UBSのアナリスト、テイラー・マクギニス氏は、上期の業績が軟調だったことを踏まえ、通期フリーキャッシュフローのガイダンス(5億ドル〜5億7,000万ドル)の上限達成には、下期に異例の加速が必要ではないかと質問した。アンドレ氏は、これを業績の悪化ではなく「時期の問題」であるとし、2025年末の極めて好調な回収実績に対する前年比比較の厳しさと、今年実施した意図的な先行投資を理由に挙げた。同氏は、通期フリーキャッシュフローの50%〜55%が下期に集中する見通しを示した。グレッグ・ベントリー氏は、経費規律について「目標達成は経営陣の基本的なインセンティブ要件であり、我々はそれを管理し、実行できるため、目標達成は確実だ」と断言した。

AIによる競争の脅威を過小評価

潤沢な資金を持つエンジニアリングAIベンチャー「Prometheus」や、航空宇宙企業との大規模な欧州モデル提携について問われたグレッグ・ベントリー氏は、Bentleyのインフラストラクチャというニッチ市場との競合を否定した。「これまでの投資額や公言されている内容から判断すると、その野心はソフトウェアやツール提供の域を超えておらず、市場規模との比較を考えれば、我々の市場での地位を脅かす存在にはなり得ない」と述べ、こうした取り組みは社内目的のエンジニアリング機能構築に留まり、「当社の市場での地位と競合する可能性は低い」と見解を示した。カミンズ氏も商業的な観点から、こうした発表によって顧客が躊躇するような事態は起きていないと述べ、「全く話題にすらなっていない。私が言う『ノイズ』には含まれない」と一蹴した。

オーナー・オペレーターへの浸透余地は依然大きい

グレッグ・ベントリー氏は「Bentley Infrastructure 500」ランキングを用い、同社の顧客層である世界最大級のインフラオーナーへの浸透度を定量化した。ロシアを除く世界のインフラオーナーの純有形資産総額は約21兆ドルにのぼる。中国を除くと、上位オーナーの4分の3以上(追跡対象資産の80%以上)がすでにBentleyの顧客であり、商業・施設オーナーを除くとその比率は90%に達する。
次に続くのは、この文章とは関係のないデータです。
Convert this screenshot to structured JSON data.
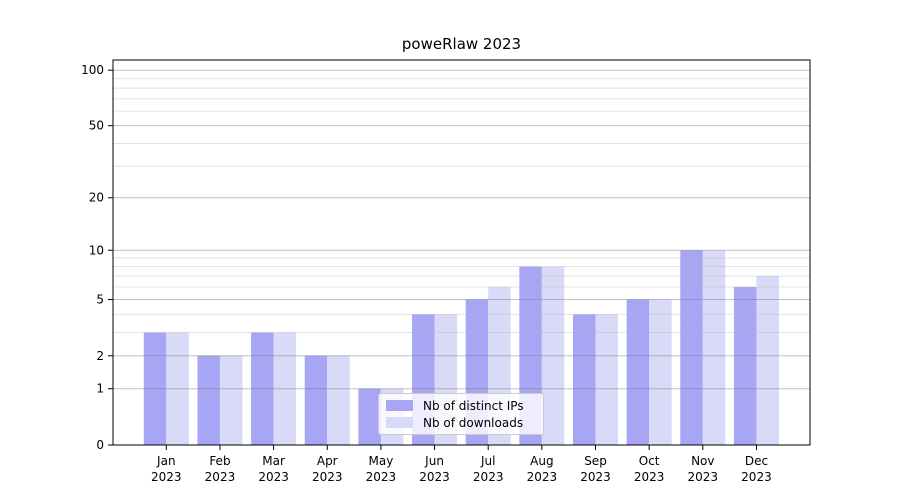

これら中国を除く上位346社のオーナー顧客は、Bentleyに対して年間3億3,000万ドル以上のランレート支出を行っており、これは同社総売上の約20%に相当する。ベントリー氏はこれを、管理下の純インフラ資産100万ドルあたり21ドルの年間ソフトウェア支出という比率に換算した。同氏は、AI駆動型のデジタルツインやアセット・アナリティクスのサブスクリプションが成熟するにつれ、この比率は「桁違い」に拡大する余地があると主張したが、その変曲点の時期については、AI消費の収益化に向けた2027年の枠組み以外、明言を避けた。